Den Haag gilt als eine Art Welthauptstadt des Rechts. Diesen Ruf hat die niederländische Kommune den internationalen Gerichten zu verdanken, die dort zu Hause sind. Im gerade 100 Jahre alt gewordenen Friedenspalast hat die höchste juristische Instanz der Vereinten Nationen ihre Sitz. 1946 gegründet, entscheidet der Internationale Gerichtshof in Streitfällen von Staaten. Er hat bisher 113 Urteile gesprochen. 1993 begann das UN-Kriegsverbrechertribunal zum früheren Jugoslawien mit seiner Arbeit. Es verfolgt Schuldige für Kriegsverbrechen, Verbrechen gegen die Menschlichkeit und Völkermord während der Kriege in den 90er Jahren. Bisher wurden 69 Angeklagte verurteilt, 18 freigesprochen. Prozesse gegen 28 laufen noch, darunter gegen Radovan Karadzic, den ehemaligen Führer der Serben in Bosnien.

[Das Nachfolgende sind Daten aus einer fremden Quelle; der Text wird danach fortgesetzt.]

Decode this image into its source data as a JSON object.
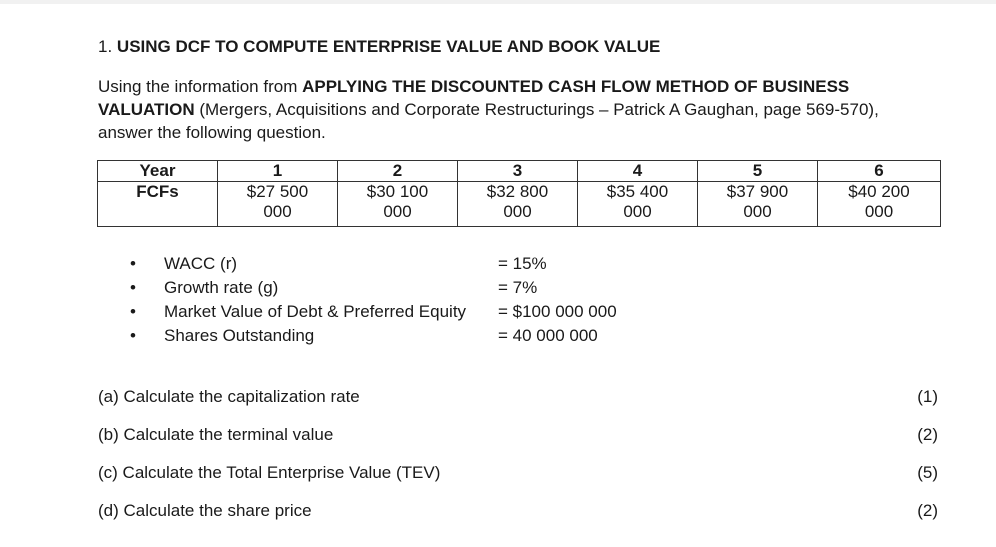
{
  "heading": {
    "number": "1.",
    "title": "USING DCF TO COMPUTE ENTERPRISE VALUE AND BOOK VALUE"
  },
  "intro": {
    "prefix": "Using the information from ",
    "bold": "APPLYING THE DISCOUNTED CASH FLOW METHOD OF BUSINESS VALUATION",
    "suffix": " (Mergers, Acquisitions and Corporate Restructurings – Patrick A Gaughan, page 569-570), answer the following question."
  },
  "table": {
    "header": [
      "Year",
      "1",
      "2",
      "3",
      "4",
      "5",
      "6"
    ],
    "row_label": "FCFs",
    "values": [
      [
        "$27 500",
        "000"
      ],
      [
        "$30 100",
        "000"
      ],
      [
        "$32 800",
        "000"
      ],
      [
        "$35 400",
        "000"
      ],
      [
        "$37 900",
        "000"
      ],
      [
        "$40 200",
        "000"
      ]
    ]
  },
  "params": [
    {
      "label": "WACC (r)",
      "value": "= 15%"
    },
    {
      "label": "Growth rate (g)",
      "value": "= 7%"
    },
    {
      "label": "Market Value of Debt & Preferred Equity",
      "value": "= $100 000 000"
    },
    {
      "label": "Shares Outstanding",
      "value": "= 40 000 000"
    }
  ],
  "questions": [
    {
      "text": "(a) Calculate the capitalization rate",
      "marks": "(1)"
    },
    {
      "text": "(b) Calculate the terminal value",
      "marks": "(2)"
    },
    {
      "text": "(c) Calculate the Total Enterprise Value (TEV)",
      "marks": "(5)"
    },
    {
      "text": "(d) Calculate the share price",
      "marks": "(2)"
    }
  ]
}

Zuletzt sorgte vor allem der International Criminal Court (ICC) für Schlagzeilen, der am 1. Juli 2002 seine Arbeit aufnahm. Dieses erste Weltstrafgericht ist keine Einrichtung der Vereinten Nationen. Es arbeitet auf Grundlage des sogenannten Römische Statuts, eines völkerrechtlichen Vertrags, dem bisher 122 Staaten beigetreten sind. Auch dieser Gerichtshof soll Verbrechen gegen die Menschlichkeit, Kriegsverbrechen und Völkermord zur Anklage bringen. Es hat bislang 18 Ermittlungsverfahren in acht Ländern eröffnet.

Dass es dabei immer nur die »kleinen Fische« treffe – diesen Vorwurf können die Richter in Den Haag inzwischen zurückweisen. Waren es zuvor tatsächlich vor allem regionale Warlords, wurde im Vorjahr mit Charles Taylor, dem einstigen Herrscher Liberias, ein Ex-Präsident zu 50 Jahren Gefängnis verurteilt. Nun muss sich mit Kenias Vizepräsident William Ruto zum ersten Mal ein ranghoher aktiver Politiker für Verbrechen gegen die Menschlichkeit verantworten. Im November soll dann der Prozess gegen Präsident Uhuru Kenyatta folgen.

Doch bleibt Kritik. Nicht nur, weil elf weitere Haftbefehle noch immer nicht vollstreckt wurden, so wie im Fall des sudanesischen Staatschefs Omar al-Baschir. Da die Haager Chefanklägerin Fatou Bensouda ohne eigene Polizei agieren muss, ist sie auf Hilfe anderer Staaten angewiesen. Die aber fürchten bei einem Prozess die Eskalation der regionalen Konflikte. Vor allem stört Kritiker, dass alle bisherigen Angeklagten aus Afrika kommen. Die Afrikanische Union hat dem Gerichtshof sogar einseitige Verfolgung nach Rassekriterien vorgeworfen. Während 43 afrikanische Staaten die Gründungsakte des Tribunals unterschrieben und 34 sie auch ratifiziert haben, lehnten das etwa die USA, Russland, China und Israel bisher ab.